英国のEU離脱が決まってから嵐のように政界が一変し、メイ新首相によるフレッシュな内閣人事が発表されました。キャメロン前首相が上流&貴族の子女達が集まる名門イートン校からオックスフォードに進学したのに対し、メイ首相は公立のグラマースクール出身でオックスフォードに進学した叩き上げであることもあってか、彼女が組閣した大臣達の出身校が公立出身者で固められていることが注目されています。
→Theresa May’s Cabinet(全閣僚の出身高校・大学名あり)
内閣の公立出身者が54%から78%に上昇
そういえば故サッチャー首相もグラマースクール出身でした。

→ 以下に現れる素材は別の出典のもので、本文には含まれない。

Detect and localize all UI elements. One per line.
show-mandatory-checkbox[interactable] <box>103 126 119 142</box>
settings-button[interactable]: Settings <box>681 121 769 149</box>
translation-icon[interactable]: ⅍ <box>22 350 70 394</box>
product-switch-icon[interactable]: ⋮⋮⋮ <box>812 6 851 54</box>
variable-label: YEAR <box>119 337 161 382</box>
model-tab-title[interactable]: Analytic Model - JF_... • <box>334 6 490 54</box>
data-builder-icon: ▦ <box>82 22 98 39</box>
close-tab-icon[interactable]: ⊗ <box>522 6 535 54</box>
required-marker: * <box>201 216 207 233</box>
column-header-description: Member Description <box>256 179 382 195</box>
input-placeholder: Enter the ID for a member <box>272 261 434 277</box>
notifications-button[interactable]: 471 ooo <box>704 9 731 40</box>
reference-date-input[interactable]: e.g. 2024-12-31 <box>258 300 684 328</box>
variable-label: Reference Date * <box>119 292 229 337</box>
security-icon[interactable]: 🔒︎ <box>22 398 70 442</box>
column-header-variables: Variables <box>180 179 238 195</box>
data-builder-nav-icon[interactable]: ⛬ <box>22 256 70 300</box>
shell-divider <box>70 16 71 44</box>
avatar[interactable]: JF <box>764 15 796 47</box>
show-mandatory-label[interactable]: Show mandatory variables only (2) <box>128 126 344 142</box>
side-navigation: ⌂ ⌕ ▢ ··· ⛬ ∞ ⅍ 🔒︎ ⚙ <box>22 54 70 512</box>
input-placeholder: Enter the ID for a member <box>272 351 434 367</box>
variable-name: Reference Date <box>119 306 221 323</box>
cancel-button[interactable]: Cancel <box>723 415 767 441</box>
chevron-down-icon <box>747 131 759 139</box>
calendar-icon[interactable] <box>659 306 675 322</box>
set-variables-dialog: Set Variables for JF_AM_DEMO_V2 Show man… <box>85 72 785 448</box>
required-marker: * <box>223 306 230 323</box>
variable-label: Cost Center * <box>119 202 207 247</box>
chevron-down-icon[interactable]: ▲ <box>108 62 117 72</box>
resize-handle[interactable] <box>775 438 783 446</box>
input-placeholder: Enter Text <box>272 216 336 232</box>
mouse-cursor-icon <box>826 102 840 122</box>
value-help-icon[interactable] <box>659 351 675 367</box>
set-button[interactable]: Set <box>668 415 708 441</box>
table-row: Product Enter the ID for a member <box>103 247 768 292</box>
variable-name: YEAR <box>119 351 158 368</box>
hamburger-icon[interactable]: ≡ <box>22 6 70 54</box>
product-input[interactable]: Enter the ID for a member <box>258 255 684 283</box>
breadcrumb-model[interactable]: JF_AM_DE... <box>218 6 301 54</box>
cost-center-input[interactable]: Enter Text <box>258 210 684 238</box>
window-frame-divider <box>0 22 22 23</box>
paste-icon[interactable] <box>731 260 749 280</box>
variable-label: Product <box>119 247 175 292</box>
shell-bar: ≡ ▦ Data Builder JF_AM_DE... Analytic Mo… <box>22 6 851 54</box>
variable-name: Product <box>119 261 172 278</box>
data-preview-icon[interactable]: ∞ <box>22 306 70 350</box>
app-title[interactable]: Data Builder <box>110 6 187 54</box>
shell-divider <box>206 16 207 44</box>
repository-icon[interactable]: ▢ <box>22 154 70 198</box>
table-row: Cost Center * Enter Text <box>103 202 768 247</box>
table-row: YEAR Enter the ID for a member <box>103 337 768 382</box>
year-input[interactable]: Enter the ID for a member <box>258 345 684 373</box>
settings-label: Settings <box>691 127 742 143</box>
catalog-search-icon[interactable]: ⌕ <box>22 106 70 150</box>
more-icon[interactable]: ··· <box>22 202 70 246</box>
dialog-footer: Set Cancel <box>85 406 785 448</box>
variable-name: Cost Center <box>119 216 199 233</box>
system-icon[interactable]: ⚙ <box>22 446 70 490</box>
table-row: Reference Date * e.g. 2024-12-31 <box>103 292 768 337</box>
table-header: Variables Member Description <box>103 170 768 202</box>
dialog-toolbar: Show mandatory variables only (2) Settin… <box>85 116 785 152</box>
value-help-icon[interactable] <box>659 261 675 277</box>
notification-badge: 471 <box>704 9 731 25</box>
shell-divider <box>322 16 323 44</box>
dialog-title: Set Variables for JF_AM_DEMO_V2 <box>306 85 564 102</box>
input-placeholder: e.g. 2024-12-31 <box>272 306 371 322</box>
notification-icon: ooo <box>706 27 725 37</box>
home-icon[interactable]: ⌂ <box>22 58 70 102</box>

サッチャーが首相になった当時、メイは高校生で自分が英国初の女性首相になれなかったことを悔しがっており、少女の頃から一貫して政治家への強い大志を持ち続けていたと伝えられています。
今回の人事で女性の登用が増えたのかと思いきや女性閣僚は1人増えたのみで、一方で8割の新閣僚が公立出身者で占められるというのは戦後はじめてのこと。イギリス全体で私立高校に通う生徒の割合はたったの7%程度であることもあり、保守党内の裕福な特権階級の私立出身者が大きく減ったのは、単なる偶然なのか学閥はずしなのか(イートン校出身はボリスたった一人に…)分かりませんが、実務経験豊富のメイ首相のことですから実力主義を貫いたのでしょう。
これまで強硬路線だった教育相には公立出身でレズビアンで知られるのグリーニングをあててリベラルな教職員組合との調整を狙うところや、キャメロン~オズボーン前財相の親中国派をごっそり追いやったり、さらに何をしでかすかわからない風雲児ボリスをあえて外相にしてEUを煙に巻き交渉を遅らせ有利な貿易条件に持ち込もうとするなどその人選は鮮やか。ひょっとしてEU離脱ショックから思ったより早く立ち直れるんじゃないかという希望を感じさせてくれました。